Aging power spectrum of membrane protein transport and other subordinated random walks

TL;DR

This paper develops a method to analyze the power spectral density of complex, non-stationary anomalous diffusion processes like fractional Brownian motion and continuous time random walks, applied to neuronal sodium channel data.

Contribution

It introduces the aging Wiener-Khinchin theorem to derive power spectral densities for non-stationary processes, enabling better interpretation of single-particle tracking data.

Findings

Power spectral density can increase or decrease with observation time depending on parameters.

Aging effects are observed in the motion of sodium channels on hippocampal neurons.

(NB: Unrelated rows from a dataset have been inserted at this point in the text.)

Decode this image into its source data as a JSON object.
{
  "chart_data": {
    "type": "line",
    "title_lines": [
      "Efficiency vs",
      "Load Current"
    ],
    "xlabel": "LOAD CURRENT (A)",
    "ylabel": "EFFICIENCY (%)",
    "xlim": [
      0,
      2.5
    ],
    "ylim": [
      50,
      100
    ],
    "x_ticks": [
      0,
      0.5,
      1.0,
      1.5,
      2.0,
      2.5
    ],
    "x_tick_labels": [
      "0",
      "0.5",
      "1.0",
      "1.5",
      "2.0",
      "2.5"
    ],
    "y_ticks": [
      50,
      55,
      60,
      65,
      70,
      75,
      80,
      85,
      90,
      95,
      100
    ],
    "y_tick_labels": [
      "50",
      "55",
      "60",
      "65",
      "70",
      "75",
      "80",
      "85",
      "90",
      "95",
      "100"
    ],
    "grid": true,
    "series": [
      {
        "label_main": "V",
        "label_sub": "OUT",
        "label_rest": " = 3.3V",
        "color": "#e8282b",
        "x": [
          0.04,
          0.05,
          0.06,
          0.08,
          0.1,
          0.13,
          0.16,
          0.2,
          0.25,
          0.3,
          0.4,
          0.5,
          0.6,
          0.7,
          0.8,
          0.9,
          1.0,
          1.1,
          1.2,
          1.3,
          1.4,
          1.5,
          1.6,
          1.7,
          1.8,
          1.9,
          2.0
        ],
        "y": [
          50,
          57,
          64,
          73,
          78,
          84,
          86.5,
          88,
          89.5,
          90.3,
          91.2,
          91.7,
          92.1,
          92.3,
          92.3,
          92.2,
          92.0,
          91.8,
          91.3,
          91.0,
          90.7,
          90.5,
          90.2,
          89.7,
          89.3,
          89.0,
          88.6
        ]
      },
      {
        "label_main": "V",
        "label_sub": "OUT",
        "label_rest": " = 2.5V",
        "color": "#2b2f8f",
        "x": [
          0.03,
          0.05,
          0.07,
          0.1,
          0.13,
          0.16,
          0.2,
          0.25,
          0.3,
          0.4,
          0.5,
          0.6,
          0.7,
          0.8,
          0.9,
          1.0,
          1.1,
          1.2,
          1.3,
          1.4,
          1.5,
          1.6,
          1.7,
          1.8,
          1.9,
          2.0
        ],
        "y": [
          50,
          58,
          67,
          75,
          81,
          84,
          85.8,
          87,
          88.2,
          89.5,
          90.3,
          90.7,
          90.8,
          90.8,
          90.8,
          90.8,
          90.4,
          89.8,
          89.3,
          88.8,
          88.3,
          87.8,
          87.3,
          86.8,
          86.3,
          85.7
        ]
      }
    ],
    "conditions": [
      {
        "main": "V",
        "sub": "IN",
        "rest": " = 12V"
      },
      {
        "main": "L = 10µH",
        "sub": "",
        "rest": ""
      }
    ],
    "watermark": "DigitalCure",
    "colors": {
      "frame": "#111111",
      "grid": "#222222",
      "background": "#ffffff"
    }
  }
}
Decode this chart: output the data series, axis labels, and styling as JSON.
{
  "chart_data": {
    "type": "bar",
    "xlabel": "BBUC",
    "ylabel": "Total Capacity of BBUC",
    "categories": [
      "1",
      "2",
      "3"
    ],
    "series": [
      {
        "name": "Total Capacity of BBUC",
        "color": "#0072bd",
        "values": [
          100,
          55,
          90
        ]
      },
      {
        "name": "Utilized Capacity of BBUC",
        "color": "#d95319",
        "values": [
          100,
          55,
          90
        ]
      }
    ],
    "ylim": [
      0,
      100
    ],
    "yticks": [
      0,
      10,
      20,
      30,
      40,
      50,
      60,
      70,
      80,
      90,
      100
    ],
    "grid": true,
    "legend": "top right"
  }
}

The method provides new insights into non-stationary anomalous diffusion processes.

Abstract

Single-particle tracking offers detailed information about the motion of molecules in complex environments such as those encountered in live cells, but the interpretation of experimental data is challenging. One of the most powerful tools in the characterization of random processes is the power spectral density. However, because anomalous diffusion processes in complex systems are usually not stationary, the traditional Wiener-Khinchin theorem for the analysis of power spectral densities is invalid. Here, we employ a recently developed tool named aging Wiener-Khinchin theorem to derive the power spectral density of fractional Brownian motion coexisting with a scalefree continuous time random walk, the two most typical anomalous diffusion processes. Using this analysis, we characterize the motion of voltage-gated sodium channels on the surface of hippocampal neurons. Our results show aging where the power spectral density can either increase or decrease with observation time depending on the specific parameters of both underlying processes.